La conclusión central es difícil de ignorar: México llega al segundo año del gobierno de Sheinbaum con máximos históricos en empleo formal, una recuperación extraordinaria del salario mínimo, inflación contenida, inversión extranjera en niveles récord y una reducción muy significativa de los homicidios dolosos. La propia Presidencia sintetizó el balance bajo una premisa: México “va mejor y tiene rumbo”.
Eso no significa que todo marche bien. Significa algo más importante: los resultados positivos existen y tienen sustento estadístico.
El empleo como principal carta de presentación
Quizá ninguna cifra ilustra mejor el cambio que el empleo.
México ronda ya los 60 millones de personas ocupadas, mientras el IMSS registra más de 22.7 millones de puestos de trabajo formales, una cifra históricamente elevada y con una proporción cercana a 87% de plazas permanentes.
El contraste histórico es contundente. En los primeros años de Fox, Calderón y Peña, el país tuvo tasas de desempleo considerablemente mayores y un mercado laboral caracterizado por salarios deprimidos y una elevada informalidad.
Hoy el desempleo abierto se encuentra alrededor de 2.7%, una tasa extraordinariamente baja incluso frente a economías desarrolladas. La comparación internacional presentada en el debate posterior al informe coloca el indicador mexicano por debajo del registrado en Estados Unidos.
Pero el verdadero cambio no está solamente en cuántas personas trabajan, sino en cuánto reciben por trabajar.
El salario mínimo: el cambio que no puede ocultarse
El salario mínimo pasó de 248.93 pesos diarios en 2024 a 315.04 pesos en 2026, un incremento de 26.5% en apenas dos años y superior al doble de la inflación acumulada en ese periodo.
Si se amplía la mirada hasta 2018, la transformación es todavía más profunda: el salario mínimo ha recuperado aproximadamente 154% de poder adquisitivo real.
Esto representa una ruptura con el paradigma económico que prevaleció durante buena parte del periodo 2000-2018.

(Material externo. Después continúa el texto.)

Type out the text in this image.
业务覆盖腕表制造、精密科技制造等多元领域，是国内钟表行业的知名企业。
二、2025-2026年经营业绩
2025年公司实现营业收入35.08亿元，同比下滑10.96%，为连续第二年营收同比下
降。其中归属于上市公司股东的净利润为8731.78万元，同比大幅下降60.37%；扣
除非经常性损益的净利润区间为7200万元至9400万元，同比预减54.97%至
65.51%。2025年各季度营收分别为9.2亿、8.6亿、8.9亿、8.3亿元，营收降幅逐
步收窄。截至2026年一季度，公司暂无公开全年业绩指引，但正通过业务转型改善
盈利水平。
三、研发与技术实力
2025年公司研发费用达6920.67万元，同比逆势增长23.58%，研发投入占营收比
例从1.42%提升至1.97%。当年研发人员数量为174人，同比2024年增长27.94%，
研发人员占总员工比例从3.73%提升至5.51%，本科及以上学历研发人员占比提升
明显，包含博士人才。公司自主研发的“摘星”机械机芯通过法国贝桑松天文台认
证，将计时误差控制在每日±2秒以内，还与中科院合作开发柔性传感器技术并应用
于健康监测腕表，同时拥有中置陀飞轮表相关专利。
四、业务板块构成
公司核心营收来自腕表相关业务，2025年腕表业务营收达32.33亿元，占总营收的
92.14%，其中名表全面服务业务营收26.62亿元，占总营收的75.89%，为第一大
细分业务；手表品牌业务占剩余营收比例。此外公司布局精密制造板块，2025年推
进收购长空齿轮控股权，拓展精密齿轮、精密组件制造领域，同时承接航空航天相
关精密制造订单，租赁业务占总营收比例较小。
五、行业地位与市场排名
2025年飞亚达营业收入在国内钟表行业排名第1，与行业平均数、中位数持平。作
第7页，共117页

Durante Fox, Calderón y Peña la estabilidad de precios fue un objetivo central, pero los salarios mínimos permanecieron estructuralmente rezagados. La 4T modificó esa ecuación: el salario dejó de ser concebido solamente como un costo laboral y comenzó a tratarse como un instrumento de redistribución y dinamización del mercado interno.
Y el resultado no es menor: mayor salario significa mayor capacidad de consumo, siempre que el incremento nominal supere la inflación.
La economía: el “talón de Aquiles” y, simultáneamente, la oportunidad
Aquí es donde el balance requiere mayor honestidad.
México no está creciendo a tasas espectaculares. 2025 fue un año de crecimiento débil y 2026 apenas comienza a mostrar una recuperación más vigorosa.
Por eso sería exagerado afirmar que el país ya entró en una etapa de expansión económica acelerada.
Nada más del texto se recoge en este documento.